Alex Cox's Straight to Hell is a stoopid Leone parody with traces of Peckinpah and Charles Portis. A must see only for Cox completists and midnight movie addicts. I must say the "Director's Cut" is a much better and more coherent film than the one I saw in 1987. For one thing, there are more musical numbers. The cast includes Joe Strummer, Elvis Costello, The Pogues, Grace Jones, Dennis Hopper, Courtney Love, Jim Jarmusch, and Edward Tudor-Pole. Zander Schloss, former bassist for the Circle Jerks, steals what movie there is as a decrepit hot dog vendor. The liquor bill on this shoot must have been enormous. Quentin Tarantino seems to have inspired by the performance of Sy Richardson as "Norwood" in this film to invent the persona of "Jules" for Samuel L. Jackson in Pulp Fiction.
I've touched on the Maryland Censor Board and Mary Avara before. However, I was ignorant of Joe Tropea's Sickies Making Films, a loving and wry history of local censors that focuses on the Free State's board. Recommended to native Marylanders and film buffs.
Jon S. Baird's Filth, from 2013, is an intermittingly successful adaptation of the Irvine Welsh's novel. Baird and the talented cast capture Welsh's scabrous tone, but the protagonist's descent into madness is rendered feebly. Still. the cast is a stellar one: James McAvoy, Jim Broadbent, Imogen Poots, Jamie Bell, Kate Dickey, and Shirley Henderson.
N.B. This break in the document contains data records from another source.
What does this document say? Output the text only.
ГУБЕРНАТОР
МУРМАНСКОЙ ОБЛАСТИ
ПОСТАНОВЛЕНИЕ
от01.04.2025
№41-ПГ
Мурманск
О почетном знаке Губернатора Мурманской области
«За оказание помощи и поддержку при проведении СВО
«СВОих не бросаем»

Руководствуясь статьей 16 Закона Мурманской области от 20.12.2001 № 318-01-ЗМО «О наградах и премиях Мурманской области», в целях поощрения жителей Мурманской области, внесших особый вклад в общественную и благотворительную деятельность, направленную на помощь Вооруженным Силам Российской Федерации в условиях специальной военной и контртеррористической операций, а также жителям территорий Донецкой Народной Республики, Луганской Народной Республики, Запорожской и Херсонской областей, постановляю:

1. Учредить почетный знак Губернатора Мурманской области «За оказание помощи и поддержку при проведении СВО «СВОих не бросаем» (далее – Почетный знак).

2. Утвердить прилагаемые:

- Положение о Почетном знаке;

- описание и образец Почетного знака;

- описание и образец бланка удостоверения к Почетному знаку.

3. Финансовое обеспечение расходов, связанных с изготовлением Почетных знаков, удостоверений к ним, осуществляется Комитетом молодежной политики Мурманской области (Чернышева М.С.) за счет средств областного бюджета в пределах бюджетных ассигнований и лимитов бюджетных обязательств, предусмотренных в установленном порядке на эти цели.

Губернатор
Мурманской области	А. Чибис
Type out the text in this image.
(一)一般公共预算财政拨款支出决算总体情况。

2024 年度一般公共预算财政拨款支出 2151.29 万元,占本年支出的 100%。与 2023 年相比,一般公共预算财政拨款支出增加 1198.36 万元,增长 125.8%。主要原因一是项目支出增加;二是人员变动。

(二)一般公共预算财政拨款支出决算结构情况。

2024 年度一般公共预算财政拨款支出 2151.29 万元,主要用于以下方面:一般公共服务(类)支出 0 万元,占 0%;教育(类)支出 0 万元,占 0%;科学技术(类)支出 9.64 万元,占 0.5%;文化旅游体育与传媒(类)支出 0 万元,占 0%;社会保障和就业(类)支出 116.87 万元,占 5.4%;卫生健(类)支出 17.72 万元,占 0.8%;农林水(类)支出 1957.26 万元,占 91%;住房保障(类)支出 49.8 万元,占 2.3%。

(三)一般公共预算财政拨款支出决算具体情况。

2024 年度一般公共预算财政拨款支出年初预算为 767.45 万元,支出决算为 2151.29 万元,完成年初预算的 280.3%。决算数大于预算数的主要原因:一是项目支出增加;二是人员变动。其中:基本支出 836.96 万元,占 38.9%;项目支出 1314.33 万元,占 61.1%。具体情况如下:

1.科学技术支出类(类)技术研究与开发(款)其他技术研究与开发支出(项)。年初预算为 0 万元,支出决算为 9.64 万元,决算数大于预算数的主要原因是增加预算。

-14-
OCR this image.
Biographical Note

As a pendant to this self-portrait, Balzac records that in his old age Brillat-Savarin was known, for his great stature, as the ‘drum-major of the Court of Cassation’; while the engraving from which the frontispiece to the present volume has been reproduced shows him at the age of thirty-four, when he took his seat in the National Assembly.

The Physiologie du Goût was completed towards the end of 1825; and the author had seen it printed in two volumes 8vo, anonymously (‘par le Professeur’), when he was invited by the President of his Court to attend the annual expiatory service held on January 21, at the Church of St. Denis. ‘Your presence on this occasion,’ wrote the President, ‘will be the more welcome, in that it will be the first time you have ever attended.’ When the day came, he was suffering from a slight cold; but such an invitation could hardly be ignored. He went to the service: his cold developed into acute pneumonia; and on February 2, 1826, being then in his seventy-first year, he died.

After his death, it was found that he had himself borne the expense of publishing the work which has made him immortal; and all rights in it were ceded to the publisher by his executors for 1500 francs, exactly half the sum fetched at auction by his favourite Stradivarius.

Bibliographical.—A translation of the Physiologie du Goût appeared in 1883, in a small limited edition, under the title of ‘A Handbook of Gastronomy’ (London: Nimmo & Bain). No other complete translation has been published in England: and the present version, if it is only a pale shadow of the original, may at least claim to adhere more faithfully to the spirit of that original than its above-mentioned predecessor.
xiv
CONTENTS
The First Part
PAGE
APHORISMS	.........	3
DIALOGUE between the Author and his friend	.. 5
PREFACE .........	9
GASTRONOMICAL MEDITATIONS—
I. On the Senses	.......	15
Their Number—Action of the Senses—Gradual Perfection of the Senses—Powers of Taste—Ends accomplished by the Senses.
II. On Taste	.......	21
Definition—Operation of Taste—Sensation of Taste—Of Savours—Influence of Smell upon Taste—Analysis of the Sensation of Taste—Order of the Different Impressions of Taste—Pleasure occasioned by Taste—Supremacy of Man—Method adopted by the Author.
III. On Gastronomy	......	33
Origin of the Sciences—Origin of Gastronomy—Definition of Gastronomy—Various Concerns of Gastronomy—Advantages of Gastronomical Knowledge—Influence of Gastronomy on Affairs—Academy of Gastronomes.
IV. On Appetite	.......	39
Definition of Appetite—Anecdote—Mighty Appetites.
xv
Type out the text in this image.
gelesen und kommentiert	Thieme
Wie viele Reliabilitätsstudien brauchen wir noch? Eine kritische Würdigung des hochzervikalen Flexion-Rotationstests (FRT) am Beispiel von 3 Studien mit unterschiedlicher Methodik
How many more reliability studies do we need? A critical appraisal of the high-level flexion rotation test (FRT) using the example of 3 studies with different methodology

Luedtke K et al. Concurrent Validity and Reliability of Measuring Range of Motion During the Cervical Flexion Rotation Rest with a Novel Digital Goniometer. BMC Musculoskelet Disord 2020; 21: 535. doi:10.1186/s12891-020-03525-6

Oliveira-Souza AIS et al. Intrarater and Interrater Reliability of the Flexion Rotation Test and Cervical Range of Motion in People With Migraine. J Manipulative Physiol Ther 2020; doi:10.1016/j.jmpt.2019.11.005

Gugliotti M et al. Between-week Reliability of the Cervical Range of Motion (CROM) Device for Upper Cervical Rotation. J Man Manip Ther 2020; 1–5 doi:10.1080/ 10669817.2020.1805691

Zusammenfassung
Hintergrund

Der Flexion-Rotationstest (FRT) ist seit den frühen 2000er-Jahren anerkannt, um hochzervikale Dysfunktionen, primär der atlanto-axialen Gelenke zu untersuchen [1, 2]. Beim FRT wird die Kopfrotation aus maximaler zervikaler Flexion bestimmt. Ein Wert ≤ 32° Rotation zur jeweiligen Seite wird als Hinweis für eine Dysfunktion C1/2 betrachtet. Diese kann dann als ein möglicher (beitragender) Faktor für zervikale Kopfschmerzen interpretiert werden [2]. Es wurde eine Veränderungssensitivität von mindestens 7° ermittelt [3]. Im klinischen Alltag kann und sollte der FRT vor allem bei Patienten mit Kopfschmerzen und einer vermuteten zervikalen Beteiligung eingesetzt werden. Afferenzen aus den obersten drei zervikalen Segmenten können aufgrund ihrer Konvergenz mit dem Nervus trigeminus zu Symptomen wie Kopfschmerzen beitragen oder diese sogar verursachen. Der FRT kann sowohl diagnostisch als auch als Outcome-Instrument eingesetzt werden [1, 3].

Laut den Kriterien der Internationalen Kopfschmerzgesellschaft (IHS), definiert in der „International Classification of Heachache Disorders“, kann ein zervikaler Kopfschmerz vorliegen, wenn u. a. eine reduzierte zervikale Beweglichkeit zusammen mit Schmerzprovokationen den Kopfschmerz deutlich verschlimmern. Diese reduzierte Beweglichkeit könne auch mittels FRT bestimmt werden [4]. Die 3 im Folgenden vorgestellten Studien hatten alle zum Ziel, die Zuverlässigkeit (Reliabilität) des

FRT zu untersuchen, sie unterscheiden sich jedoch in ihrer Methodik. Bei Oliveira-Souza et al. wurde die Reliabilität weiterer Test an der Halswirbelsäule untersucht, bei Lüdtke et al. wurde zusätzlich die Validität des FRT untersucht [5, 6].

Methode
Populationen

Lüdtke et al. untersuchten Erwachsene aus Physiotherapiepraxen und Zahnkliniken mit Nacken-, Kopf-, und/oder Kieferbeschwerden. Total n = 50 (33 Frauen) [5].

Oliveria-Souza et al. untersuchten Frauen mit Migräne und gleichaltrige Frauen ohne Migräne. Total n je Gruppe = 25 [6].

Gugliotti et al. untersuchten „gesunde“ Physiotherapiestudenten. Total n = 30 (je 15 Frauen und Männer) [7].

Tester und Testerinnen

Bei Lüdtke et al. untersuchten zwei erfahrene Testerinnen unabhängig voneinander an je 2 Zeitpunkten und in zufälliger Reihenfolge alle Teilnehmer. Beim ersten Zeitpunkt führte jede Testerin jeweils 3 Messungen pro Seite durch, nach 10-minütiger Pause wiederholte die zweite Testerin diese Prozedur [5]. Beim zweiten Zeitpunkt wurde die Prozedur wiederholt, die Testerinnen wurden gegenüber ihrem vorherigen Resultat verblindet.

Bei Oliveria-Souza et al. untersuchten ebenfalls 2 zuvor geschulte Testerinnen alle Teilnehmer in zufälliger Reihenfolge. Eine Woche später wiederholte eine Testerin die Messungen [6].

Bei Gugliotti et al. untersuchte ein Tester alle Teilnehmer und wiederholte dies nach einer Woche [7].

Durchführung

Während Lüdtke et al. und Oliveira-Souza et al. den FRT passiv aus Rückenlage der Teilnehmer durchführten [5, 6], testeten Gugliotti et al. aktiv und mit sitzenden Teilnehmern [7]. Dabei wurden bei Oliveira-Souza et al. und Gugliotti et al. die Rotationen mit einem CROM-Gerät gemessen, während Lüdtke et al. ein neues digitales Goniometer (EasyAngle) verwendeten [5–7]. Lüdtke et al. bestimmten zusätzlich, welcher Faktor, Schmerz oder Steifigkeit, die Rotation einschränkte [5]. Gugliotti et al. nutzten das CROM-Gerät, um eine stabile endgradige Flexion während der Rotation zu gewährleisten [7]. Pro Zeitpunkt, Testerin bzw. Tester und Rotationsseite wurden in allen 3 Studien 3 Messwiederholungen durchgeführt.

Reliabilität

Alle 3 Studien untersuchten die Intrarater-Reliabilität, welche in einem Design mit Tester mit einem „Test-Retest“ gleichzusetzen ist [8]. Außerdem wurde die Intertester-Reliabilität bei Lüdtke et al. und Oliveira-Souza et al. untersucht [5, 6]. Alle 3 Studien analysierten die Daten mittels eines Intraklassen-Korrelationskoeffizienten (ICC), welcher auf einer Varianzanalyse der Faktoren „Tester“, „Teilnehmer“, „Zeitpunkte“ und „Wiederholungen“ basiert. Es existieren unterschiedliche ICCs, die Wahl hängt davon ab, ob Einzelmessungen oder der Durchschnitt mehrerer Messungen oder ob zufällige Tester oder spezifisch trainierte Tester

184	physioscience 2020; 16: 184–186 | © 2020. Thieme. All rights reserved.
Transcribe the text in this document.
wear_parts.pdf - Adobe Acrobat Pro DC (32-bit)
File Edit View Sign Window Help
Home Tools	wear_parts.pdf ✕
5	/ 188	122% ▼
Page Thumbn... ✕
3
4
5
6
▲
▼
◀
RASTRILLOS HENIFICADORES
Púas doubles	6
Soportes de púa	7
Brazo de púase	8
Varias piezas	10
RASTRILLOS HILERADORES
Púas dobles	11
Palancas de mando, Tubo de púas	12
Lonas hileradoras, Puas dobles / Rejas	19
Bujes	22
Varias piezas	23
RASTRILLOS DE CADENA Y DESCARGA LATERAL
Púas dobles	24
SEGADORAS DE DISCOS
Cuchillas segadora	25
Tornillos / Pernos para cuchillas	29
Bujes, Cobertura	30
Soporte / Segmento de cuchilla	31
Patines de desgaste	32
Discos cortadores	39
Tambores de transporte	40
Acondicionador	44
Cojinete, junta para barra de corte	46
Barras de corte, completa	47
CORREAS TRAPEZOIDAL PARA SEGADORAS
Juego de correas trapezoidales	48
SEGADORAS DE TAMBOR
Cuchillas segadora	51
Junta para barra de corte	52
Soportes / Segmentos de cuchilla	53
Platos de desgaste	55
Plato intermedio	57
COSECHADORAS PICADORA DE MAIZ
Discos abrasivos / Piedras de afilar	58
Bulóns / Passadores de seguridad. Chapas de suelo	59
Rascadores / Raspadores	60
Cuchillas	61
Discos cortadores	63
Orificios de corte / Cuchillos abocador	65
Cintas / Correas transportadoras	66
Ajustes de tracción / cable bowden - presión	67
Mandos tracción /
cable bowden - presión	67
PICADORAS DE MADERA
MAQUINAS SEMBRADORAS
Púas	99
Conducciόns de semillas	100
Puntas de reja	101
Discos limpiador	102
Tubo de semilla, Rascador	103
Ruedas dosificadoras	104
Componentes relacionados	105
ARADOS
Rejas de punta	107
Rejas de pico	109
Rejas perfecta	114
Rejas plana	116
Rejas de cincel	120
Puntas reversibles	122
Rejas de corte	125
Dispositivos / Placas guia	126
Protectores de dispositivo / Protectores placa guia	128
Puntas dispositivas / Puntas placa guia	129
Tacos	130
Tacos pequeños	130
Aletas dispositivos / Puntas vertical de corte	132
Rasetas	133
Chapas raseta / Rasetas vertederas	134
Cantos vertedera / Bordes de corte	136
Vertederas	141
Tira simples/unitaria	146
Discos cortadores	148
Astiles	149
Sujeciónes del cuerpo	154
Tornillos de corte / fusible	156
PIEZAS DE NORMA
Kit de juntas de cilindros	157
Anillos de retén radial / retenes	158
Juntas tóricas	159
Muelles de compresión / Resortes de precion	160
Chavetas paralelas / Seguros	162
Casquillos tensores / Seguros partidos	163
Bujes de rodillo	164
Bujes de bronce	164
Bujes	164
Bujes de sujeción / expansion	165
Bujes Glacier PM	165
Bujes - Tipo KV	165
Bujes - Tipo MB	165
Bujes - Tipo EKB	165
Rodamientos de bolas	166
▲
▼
Clive Donner's She Fell Among Thieves, from 1978, is TV mystery movie that is more than adequate light entertainment. Tom Sharpe, who freely adapted the script from Dornford Yates' novel, displays the wit that marked him as the best English comic novelist since Evelyn Waugh. Eileen Atkins steals the show as villainess "Vanity Fair". The costumes and décor are a feast for the eyes. The fine cast includes Malcolm McDowell, Michael Jayston, and Karen Dotrice.